La génèse de la psychose

Il ne sera pas fait de retour sur les origines de ce nouveau virus qui affole une bonne partie de la planète. Rien de tout cela ne nous intéresse vraiment, le virus est, et seul compte ici la propagation de l’évènement jusqu’au territoire qui nous concerne : le Morbihan.

Le premier cas de coronavirus recensé sur le territoire français remonte à janvier. Il concernait alors une personne chinoise séjournant en France. Il faut attendre la fin février pour commencer à voir apparaitre des phénomènes de contaminations entre individus sur le territoire national.

Le premier cas de coronavirus recensé sur le territoire breton remonte à février. Il faut attendre le dimanche 1 mars et la découverte de 9 cas groupés sur les communes d’Auray, Carnac et Crac’h pour que surgisse dans les esprits le coronavirus et les phobies liées à notre imaginaire collectif.

Les conditions pour qu'une panique collective se propage sont réunies. Ne reste plus qu'à affiner les manières de gouverner les corps et les esprits.

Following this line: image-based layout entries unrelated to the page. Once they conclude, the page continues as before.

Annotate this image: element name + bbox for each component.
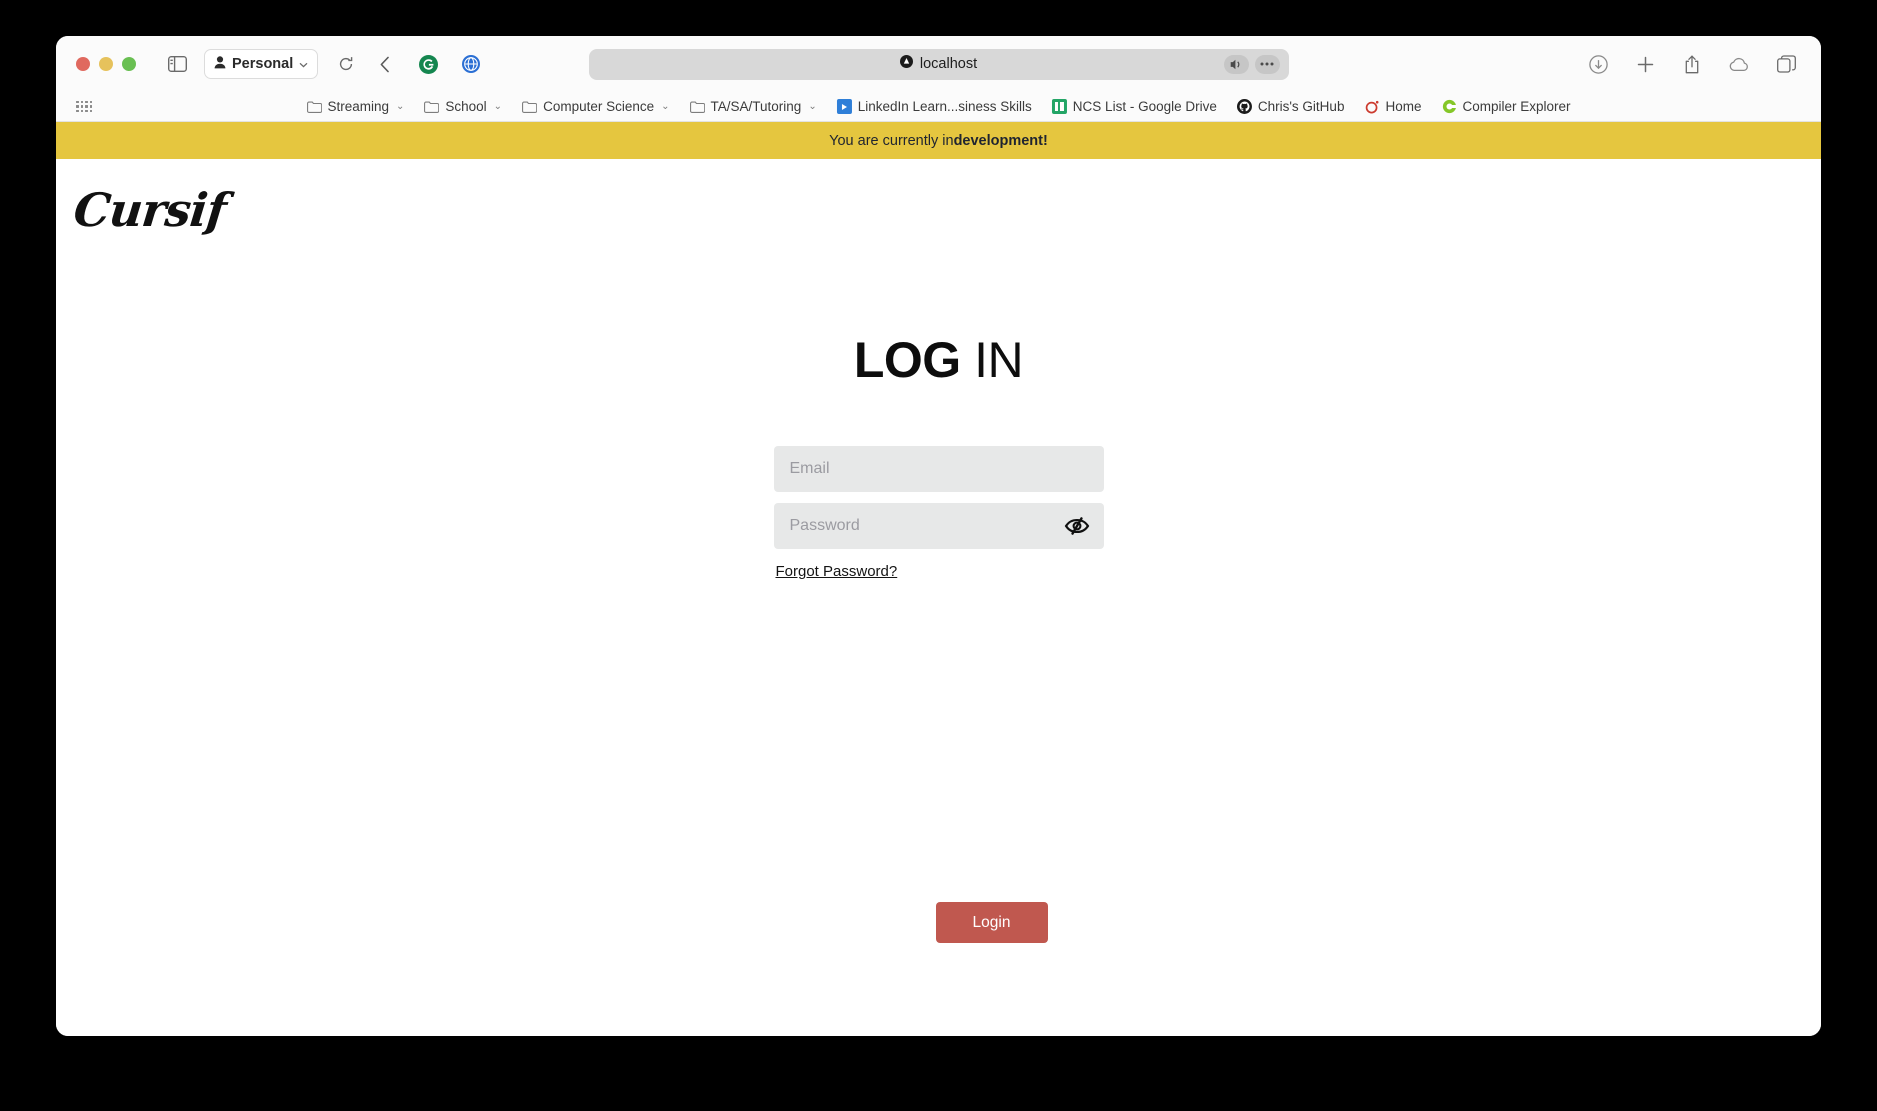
home-ring-icon bbox=[1364, 99, 1379, 114]
bookmark-ta-sa-tutoring[interactable]: TA/SA/Tutoring ⌄ bbox=[689, 99, 817, 114]
eye-slash-icon[interactable] bbox=[1064, 513, 1090, 539]
download-icon[interactable] bbox=[1583, 49, 1613, 79]
chevron-down-icon: ⌄ bbox=[493, 101, 503, 112]
page-title: LOG IN bbox=[56, 331, 1821, 389]
folder-icon bbox=[689, 99, 705, 114]
person-icon bbox=[214, 55, 226, 73]
more-options-icon[interactable] bbox=[1254, 54, 1280, 74]
bookmark-label: NCS List - Google Drive bbox=[1072, 99, 1217, 114]
chevron-down-icon: ⌄ bbox=[396, 101, 405, 112]
bookmark-label: School bbox=[445, 99, 487, 114]
site-icon bbox=[899, 55, 913, 73]
grammarly-extension-icon[interactable] bbox=[413, 49, 443, 79]
bookmark-ncs-list[interactable]: NCS List - Google Drive bbox=[1051, 99, 1217, 114]
bookmark-items: Streaming ⌄ School ⌄ Computer Science ⌄ bbox=[306, 99, 1571, 114]
back-button[interactable] bbox=[370, 49, 400, 79]
bookmark-chris-github[interactable]: Chris's GitHub bbox=[1236, 99, 1345, 114]
show-all-bookmarks-icon[interactable] bbox=[76, 100, 92, 113]
bookmark-streaming[interactable]: Streaming ⌄ bbox=[306, 99, 404, 114]
close-window-button[interactable] bbox=[76, 57, 90, 71]
address-text: localhost bbox=[919, 56, 978, 72]
chevron-down-icon bbox=[299, 56, 308, 72]
development-banner: You are currently in development! bbox=[56, 122, 1821, 159]
icloud-icon[interactable] bbox=[1724, 49, 1754, 79]
bookmark-linkedin-learning[interactable]: LinkedIn Learn...siness Skills bbox=[836, 99, 1032, 114]
linkedin-icon bbox=[836, 99, 852, 114]
email-input[interactable] bbox=[773, 446, 1104, 492]
bookmark-home[interactable]: Home bbox=[1364, 99, 1421, 114]
mute-tab-icon[interactable] bbox=[1223, 54, 1249, 74]
bookmark-label: Home bbox=[1385, 99, 1422, 114]
bookmark-computer-science[interactable]: Computer Science ⌄ bbox=[522, 99, 670, 114]
login-page: Cursif LOG IN Forgot Password? Login bbox=[56, 159, 1821, 1036]
address-bar[interactable]: localhost bbox=[588, 48, 1289, 80]
google-sheets-icon bbox=[1051, 99, 1067, 114]
github-icon bbox=[1236, 99, 1252, 114]
minimize-window-button[interactable] bbox=[99, 57, 113, 71]
window-controls bbox=[76, 57, 136, 71]
bookmark-label: Computer Science bbox=[543, 99, 655, 114]
forgot-password-link[interactable]: Forgot Password? bbox=[776, 563, 898, 580]
bookmark-compiler-explorer[interactable]: Compiler Explorer bbox=[1441, 99, 1571, 114]
folder-icon bbox=[522, 99, 538, 114]
banner-environment: development! bbox=[953, 132, 1048, 149]
globe-extension-icon[interactable] bbox=[456, 49, 486, 79]
toolbar-right-actions bbox=[1583, 49, 1801, 79]
chevron-down-icon: ⌄ bbox=[808, 101, 817, 112]
login-button[interactable]: Login bbox=[935, 902, 1048, 943]
compiler-explorer-icon bbox=[1441, 99, 1456, 114]
cursif-logo[interactable]: Cursif bbox=[71, 183, 228, 237]
bookmark-label: Chris's GitHub bbox=[1257, 99, 1345, 114]
sidebar-toggle-icon[interactable] bbox=[162, 49, 192, 79]
login-form: Forgot Password? Login bbox=[773, 446, 1104, 943]
browser-window: Personal localhost Streaming ⌄ School ⌄ … bbox=[56, 36, 1821, 1036]
chevron-down-icon: ⌄ bbox=[661, 101, 670, 112]
bookmark-label: Streaming bbox=[327, 99, 390, 114]
folder-icon bbox=[306, 99, 322, 114]
page-title-bold: LOG bbox=[853, 332, 961, 388]
bookmark-school[interactable]: School ⌄ bbox=[424, 99, 502, 114]
bookmarks-bar: Streaming ⌄ School ⌄ Computer Science ⌄ bbox=[56, 92, 1821, 122]
bookmark-label: LinkedIn Learn...siness Skills bbox=[857, 99, 1032, 114]
address-bar-actions bbox=[1223, 54, 1280, 74]
profile-label: Personal bbox=[232, 56, 294, 72]
new-tab-icon[interactable] bbox=[1630, 49, 1660, 79]
page-title-thin: IN bbox=[960, 332, 1024, 388]
browser-toolbar: Personal localhost bbox=[56, 36, 1821, 92]
maximize-window-button[interactable] bbox=[122, 57, 136, 71]
bookmark-label: TA/SA/Tutoring bbox=[710, 99, 802, 114]
bookmark-label: Compiler Explorer bbox=[1462, 99, 1571, 114]
banner-prefix: You are currently in bbox=[829, 132, 954, 149]
password-field-wrapper bbox=[773, 503, 1104, 549]
tab-overview-icon[interactable] bbox=[1771, 49, 1801, 79]
email-field-wrapper bbox=[773, 446, 1104, 492]
folder-icon bbox=[424, 99, 440, 114]
password-input[interactable] bbox=[773, 503, 1104, 549]
share-icon[interactable] bbox=[1677, 49, 1707, 79]
profile-switcher-button[interactable]: Personal bbox=[204, 49, 319, 79]
reload-button[interactable] bbox=[331, 49, 361, 79]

Le lendemain, lundi 2 mars donc, s’abat sur le département, comme une chappe de plomb mentale, un ensemble de mesures censé limiter la propagation de l’épidémie. Dans les 3 communes où des cas ont été découverts, dix écoles primaires et sept collèges et lycées sont fermés par arrêté préfectoral. Un message est envoyé aux familles et personnels des établissements scolaires la veille au soir, et des affiches sont placardées par les policiers pour rendre effectives ces fermetures. Quant aux élèves résidants dans ces communes mais scolarisés ailleurs, il leur est interdit de se rendre à l’école ou l’université.
Parrallèlement, la préfécture publie un communiqué et un arrêté préfectoral permettant de faire porter à la connaissance de tou·te·s l’ensemble des mesures décidées.

l’arrêté préfectoral en photo et en format document

Leur contenu est plutôt succinct et tient principalement en cette mesure "Interdiction par arrêté préfectoral de tout rassemblement collectif sur l’ensemble du département du 1er mars au 14 mars."

Les mots sont flous et en même temps lourds de sens. "Tout rassemblement collectif". La préfecture semble suspendre les libertés simples et fondamentales, celles de se réunir et se tenir ensemble, que cela soit pour des motifs personnels, collectifs ou encore spirituels.

Les précisions qui viennent rapidement de ces premières consignes ne dissipent pas les craintes. Très vite, les communes ayant pris le temps de se réunir suspendent toute activité communale, un tant soit peu collective, les activité sportive (clubs, piscine, compétitions, etc) ou culturelles (médiathèques, théâtre, cinéma, etc). La presse locale mais aussi les médias plus généraux s’emparent de toutes ces mesures et font office de caisse de résonnance des décisions en leur donnant une très forte visibilité médiatique.

capture d’écran du site de Ouest-France dans sa déclinaison locale pour Lorient pour le 2 mars 2020

Les conditions pour qu’une panique collective se propage sont réunies. Ne reste plus qu’à affiner les manières de gouverner les corps et les esprits.

Vers un nouvel état d’exception

Cet évènement n’arrive pas seul et peut être remis dans son contexte plus global, à savoir, une raidification des manières de gouverner avec une autoritarisation accrue, une restriction toujours plus forte de nos libertés et un pouvoir qui ne se cache même plus de mener une politique anti-sociale, en ayant recours au 49-3 pour sa réforme des retraites alors même qu’il gère dans le même temps une crise sanitaire potentiellement majeure.

Dès lors, la manière dont est gérée cette crise sanitaire doit être interrogée, et analysée pour ce qu’elle est, un renforcement d’un mode de gouvernement déjà bien analysé par Giorgio Agamben, l’état d’exception, et qui est comme nous le rappelle une contribution sur Lundi matin [1]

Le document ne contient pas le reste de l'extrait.